Chandler finishes IRONMAN Race in 14 hours, 46 minutes!

Charlie stands beneath a marquee with his time of 14 hours, 46 minutes displayed.

By Marilyn Miller

Minden has its own Iron Man!

Charlie Chandler traveled to Chattanooga, Tennessee in late September to compete in the IRONMAN Chattanooga, taking on the city’s iconic course on September 28.

Athletes experienced “a 2.4-mile swim in the fast-flowing Tennessee River, a challenging bike course, and a scenic run through downtown Chattanooga.” Charlie finished the course in 14 hours 46 minutes, which was “really good for a first timer.”

According to Charlie’s wife, Kayla Chandler, a total of 45 percent of the people participating in the sold-out race were first-timers. Not all of them finished, of course, and many of them recorded longer times than Charlie.

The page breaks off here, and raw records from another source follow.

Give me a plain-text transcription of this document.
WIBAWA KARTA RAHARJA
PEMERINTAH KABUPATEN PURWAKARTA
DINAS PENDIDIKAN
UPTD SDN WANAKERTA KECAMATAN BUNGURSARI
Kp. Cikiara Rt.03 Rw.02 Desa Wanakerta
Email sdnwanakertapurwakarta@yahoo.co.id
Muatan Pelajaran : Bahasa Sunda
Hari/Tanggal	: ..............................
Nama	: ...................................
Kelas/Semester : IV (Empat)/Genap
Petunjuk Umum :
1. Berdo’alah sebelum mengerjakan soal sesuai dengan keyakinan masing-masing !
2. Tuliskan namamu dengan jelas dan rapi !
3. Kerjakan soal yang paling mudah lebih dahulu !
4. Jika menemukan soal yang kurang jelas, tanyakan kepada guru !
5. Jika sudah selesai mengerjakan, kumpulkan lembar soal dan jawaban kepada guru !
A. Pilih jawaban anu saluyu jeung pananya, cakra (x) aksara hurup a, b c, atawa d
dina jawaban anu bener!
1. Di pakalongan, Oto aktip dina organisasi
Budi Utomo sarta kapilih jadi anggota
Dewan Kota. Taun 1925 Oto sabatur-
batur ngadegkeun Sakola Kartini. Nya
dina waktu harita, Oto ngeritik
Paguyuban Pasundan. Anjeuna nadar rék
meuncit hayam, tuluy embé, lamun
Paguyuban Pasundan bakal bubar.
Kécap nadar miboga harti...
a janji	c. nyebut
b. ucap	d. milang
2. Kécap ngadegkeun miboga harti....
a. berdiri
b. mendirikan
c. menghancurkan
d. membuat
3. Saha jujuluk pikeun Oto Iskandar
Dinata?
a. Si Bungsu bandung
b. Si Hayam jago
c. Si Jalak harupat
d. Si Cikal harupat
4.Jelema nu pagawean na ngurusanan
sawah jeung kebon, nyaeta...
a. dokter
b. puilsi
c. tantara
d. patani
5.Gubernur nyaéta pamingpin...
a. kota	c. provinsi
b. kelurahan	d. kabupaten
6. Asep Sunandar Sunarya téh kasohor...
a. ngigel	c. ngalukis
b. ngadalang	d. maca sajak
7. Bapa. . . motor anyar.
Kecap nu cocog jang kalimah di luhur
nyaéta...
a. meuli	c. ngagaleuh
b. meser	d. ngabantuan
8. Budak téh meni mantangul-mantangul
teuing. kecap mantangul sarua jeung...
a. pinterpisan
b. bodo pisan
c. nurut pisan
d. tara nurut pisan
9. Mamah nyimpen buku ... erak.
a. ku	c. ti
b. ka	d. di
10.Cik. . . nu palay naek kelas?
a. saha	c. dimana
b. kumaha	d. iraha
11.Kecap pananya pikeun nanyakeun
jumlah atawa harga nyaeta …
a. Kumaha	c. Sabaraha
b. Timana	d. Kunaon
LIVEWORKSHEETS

The IRONMAN Race, a three-sport triathlon, does not have a qualifier. But how did Charlie go from 300-pounds and blood pressure problems to competing in one of the most strenuous sporting events in the world in less than three years?

A friend invited him to participate in a half-marathon (running). He ran. He trained. And he ran and trained some more. And when he got down on himself, Kayla, a nutritionist and personal trainer, encouraged him to run some more. As long as he didn’t hurt himself, she said.

“I finished that in October, and it got me to thinking I could do more stuff, so I trained for another one and got 40 minutes faster.” Charlie recalled. When I finished that, it’s when I signed up for the first Half Iron Man (triathlon), which is only 70 miles.” Only 70 miles. And he signed up for it with only 13 weeks to train. By then, he had gotten down to about 200 pounds.

“So, we bought a bike, then found out I was terrible at swimming.” What to do? “I found a Sprint Triathlon a week later in Bossier City. It was a half-mile swim, an 18-mile bike ride, and a three-mile run. So, I showed up for it with basically no training and finished it in about 7½ hours.”

Charlie really looked forward to the IRONMAN Man race in Chattanooga. “You know, only .01 percent of humans have ever finished the Iron Man. It puts you in a pretty elite crowd to finish it.”

Not only did he finish, he did it in 14 hours, 46 minutes. Will he participate in another IRONMAN? According to Kayla, her husband looks at it as a “one and done kind of thing.”

He (they) will, however, continue to run in marathons. They will compete in the “Log Jammer” in Shreveport on Nov. 23, 2025 and the Louisiana Marathon in Baton Rouge in January 2026.

“It, the IRONMAN Race, was just something I could prove to myself,” Charlie said.

Charlie and his wife, Kayla, will continue to run marathons.